I decided a little over a week ago to start taking my dog for a walk every day no matter how anxious it made me I would do it and eventually over come the anxiety of it. So I started out going around the small block (takes a little less then 10 minutes to do it). After two days of that I said go for it and I did the big block that takes about half an hour depending if we are just walking or if my dog is sniffing around. It has taken less then a week of doing this daily to overcome my fears of it. Irrational fears of something happening to me I pass out and my dog takes off or someone takes him. Today is a test day for me since it's raining and I really don't feel like going for a walk but I'm going to throw my rain coat on and just do it. We've been going for 2 to 3 walks a day the last 5 days but even if I only do one walk today in the rain I will be happy because I'm having to force myself to do it.

This may not seem big to some but for me it is considering I could easily become house bound in a heart beat if I had someone who would do the food shopping for me etc (food shopping is the next thing to attack, since I get anxious there and end up only buying half the food on the list because I can't wait to get out of the store). Thanks to all those who's stories I've read today on the Triumph board it was because of those stories I was able to see a little triumph in myself!

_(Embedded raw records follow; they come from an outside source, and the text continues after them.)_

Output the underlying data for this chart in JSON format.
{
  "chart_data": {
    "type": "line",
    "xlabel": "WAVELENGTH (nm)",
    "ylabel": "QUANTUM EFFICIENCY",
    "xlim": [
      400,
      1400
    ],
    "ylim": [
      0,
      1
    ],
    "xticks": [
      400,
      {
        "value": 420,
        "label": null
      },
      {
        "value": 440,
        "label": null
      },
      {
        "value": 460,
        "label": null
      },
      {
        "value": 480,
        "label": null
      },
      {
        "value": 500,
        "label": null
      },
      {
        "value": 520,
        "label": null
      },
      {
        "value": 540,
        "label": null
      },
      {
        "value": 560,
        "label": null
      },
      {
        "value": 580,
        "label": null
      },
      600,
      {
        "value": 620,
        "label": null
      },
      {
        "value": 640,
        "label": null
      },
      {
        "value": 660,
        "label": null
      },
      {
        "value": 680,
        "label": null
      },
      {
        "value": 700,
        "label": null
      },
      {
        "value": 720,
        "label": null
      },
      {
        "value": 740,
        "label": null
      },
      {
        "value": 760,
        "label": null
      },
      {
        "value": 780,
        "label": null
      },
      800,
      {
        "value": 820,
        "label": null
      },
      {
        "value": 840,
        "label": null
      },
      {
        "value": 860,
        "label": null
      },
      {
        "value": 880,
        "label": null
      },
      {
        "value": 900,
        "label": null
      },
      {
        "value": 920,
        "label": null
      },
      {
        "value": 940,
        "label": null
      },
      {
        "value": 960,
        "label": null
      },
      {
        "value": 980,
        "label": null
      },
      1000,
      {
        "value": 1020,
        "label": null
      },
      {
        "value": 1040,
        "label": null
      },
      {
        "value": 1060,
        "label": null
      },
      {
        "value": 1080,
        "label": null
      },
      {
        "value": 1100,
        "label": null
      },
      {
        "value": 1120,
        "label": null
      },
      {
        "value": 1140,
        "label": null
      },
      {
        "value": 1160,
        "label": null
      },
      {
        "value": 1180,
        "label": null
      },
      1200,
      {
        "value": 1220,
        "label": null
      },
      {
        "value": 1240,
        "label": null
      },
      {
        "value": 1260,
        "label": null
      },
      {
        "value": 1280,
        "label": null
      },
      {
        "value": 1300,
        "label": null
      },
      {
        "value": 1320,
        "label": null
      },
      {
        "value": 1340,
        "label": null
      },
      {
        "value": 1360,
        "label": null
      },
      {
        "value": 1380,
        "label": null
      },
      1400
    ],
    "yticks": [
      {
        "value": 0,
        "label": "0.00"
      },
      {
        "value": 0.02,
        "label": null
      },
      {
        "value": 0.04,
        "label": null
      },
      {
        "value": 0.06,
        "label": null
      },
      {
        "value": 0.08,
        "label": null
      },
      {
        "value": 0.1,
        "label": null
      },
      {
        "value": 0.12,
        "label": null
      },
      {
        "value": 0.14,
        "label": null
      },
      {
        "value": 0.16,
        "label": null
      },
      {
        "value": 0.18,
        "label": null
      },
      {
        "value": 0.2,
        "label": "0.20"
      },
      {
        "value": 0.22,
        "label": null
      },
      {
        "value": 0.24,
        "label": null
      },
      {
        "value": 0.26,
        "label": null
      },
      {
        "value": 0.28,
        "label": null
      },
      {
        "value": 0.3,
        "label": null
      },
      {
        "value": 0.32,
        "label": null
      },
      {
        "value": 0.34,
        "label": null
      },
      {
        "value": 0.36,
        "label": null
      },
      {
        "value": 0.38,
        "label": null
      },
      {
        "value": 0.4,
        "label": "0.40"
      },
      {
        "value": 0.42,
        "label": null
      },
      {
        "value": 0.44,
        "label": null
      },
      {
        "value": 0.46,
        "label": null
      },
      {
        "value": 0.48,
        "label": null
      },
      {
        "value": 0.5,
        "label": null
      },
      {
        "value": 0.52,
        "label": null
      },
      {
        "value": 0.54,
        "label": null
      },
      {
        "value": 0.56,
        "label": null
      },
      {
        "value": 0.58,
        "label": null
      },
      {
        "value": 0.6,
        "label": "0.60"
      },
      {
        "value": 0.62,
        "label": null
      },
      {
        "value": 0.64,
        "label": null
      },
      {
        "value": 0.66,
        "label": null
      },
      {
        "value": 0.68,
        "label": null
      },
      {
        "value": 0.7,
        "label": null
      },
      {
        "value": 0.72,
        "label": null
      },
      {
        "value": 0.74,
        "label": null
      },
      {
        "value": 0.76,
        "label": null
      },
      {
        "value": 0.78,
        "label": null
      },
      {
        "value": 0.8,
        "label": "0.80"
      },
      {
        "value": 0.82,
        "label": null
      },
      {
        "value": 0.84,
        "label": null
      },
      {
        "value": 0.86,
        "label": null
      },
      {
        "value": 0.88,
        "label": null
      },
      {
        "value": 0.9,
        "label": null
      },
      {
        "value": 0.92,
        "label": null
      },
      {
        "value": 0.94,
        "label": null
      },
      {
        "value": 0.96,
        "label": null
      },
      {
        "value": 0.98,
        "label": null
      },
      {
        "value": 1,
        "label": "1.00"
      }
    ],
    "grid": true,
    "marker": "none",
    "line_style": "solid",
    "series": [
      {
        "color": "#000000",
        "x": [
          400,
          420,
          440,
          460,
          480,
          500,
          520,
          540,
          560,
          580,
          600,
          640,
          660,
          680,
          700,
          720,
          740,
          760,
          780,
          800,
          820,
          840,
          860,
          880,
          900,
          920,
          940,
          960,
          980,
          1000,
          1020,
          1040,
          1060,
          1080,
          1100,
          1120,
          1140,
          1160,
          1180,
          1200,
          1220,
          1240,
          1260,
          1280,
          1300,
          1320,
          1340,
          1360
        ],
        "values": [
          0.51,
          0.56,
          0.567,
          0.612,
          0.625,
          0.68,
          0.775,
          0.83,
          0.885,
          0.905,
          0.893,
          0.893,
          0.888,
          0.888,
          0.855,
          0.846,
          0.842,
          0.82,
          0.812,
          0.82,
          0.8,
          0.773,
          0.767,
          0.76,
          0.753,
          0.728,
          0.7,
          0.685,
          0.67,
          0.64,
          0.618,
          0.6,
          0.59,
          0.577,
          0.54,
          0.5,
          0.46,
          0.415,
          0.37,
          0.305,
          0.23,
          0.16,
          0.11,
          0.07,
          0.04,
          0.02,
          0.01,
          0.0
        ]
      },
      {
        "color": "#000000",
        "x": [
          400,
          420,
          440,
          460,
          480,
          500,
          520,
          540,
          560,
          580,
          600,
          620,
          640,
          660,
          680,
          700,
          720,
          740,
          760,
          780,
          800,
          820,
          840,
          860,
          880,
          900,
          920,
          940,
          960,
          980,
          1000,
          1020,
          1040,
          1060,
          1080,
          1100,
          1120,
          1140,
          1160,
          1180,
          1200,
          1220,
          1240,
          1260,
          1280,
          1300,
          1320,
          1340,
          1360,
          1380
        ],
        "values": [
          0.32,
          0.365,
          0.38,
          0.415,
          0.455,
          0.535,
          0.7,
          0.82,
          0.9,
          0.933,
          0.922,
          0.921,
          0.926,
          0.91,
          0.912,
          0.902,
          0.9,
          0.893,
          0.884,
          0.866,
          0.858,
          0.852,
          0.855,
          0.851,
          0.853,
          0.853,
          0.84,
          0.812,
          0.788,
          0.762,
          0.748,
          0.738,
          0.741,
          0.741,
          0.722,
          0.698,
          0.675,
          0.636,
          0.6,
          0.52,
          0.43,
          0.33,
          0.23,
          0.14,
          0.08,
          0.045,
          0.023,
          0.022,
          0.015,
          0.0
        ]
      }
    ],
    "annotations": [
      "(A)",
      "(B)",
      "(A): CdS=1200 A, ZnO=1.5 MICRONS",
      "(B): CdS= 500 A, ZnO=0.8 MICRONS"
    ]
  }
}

Posted: Mon Mar 30, 2009 7:55 am
by Guest
Good for you! And it IS a big deal and the courage you're showing is awesome!
You have so much to look forward to ! :)

I WAS housebound for quite a few years and the walking, driving, shopping - well most things actually - were only done with my hubby driving me there, and I'd shop in a hurry or he did it.

It's like looking forward to a glorious vacation.
Life full of new adventures taken on with amazing coping skills and topped with peace of mind and body!

Keep moving forward!
hugs and God bless!

Posted: Tue Mar 31, 2009 11:13 am
by Guest
Congratulations! Be proud of yourself. It all goes away with baby steps. That is what I did 2 years ago when I started this program. I just told myself I was taking baby steps. I couldn't walk around outside by myself, go to a store, drive, work, or even take care of my son by myself. I was totally non-funtional. Now, I do it all, I'm driving, shopping (and enjoying it), working, taking care of my son and my husband even travels out of town for work now and I'm just fine on my own. I remember when I first started driving, I'd just go sit in the car by myself, and panic. Then I would drive around the block, then a few more blocks, etc. That is how bad I was. But with determination and courage with small steps I have gotten my life back and you will too! Keep taking those baby steps.

Posted: Tue Mar 31, 2009 12:37 pm
by Guest
Thanks so much for the replies... I'm so happy to see baby steps worked for you now I know that they will keep working for me too!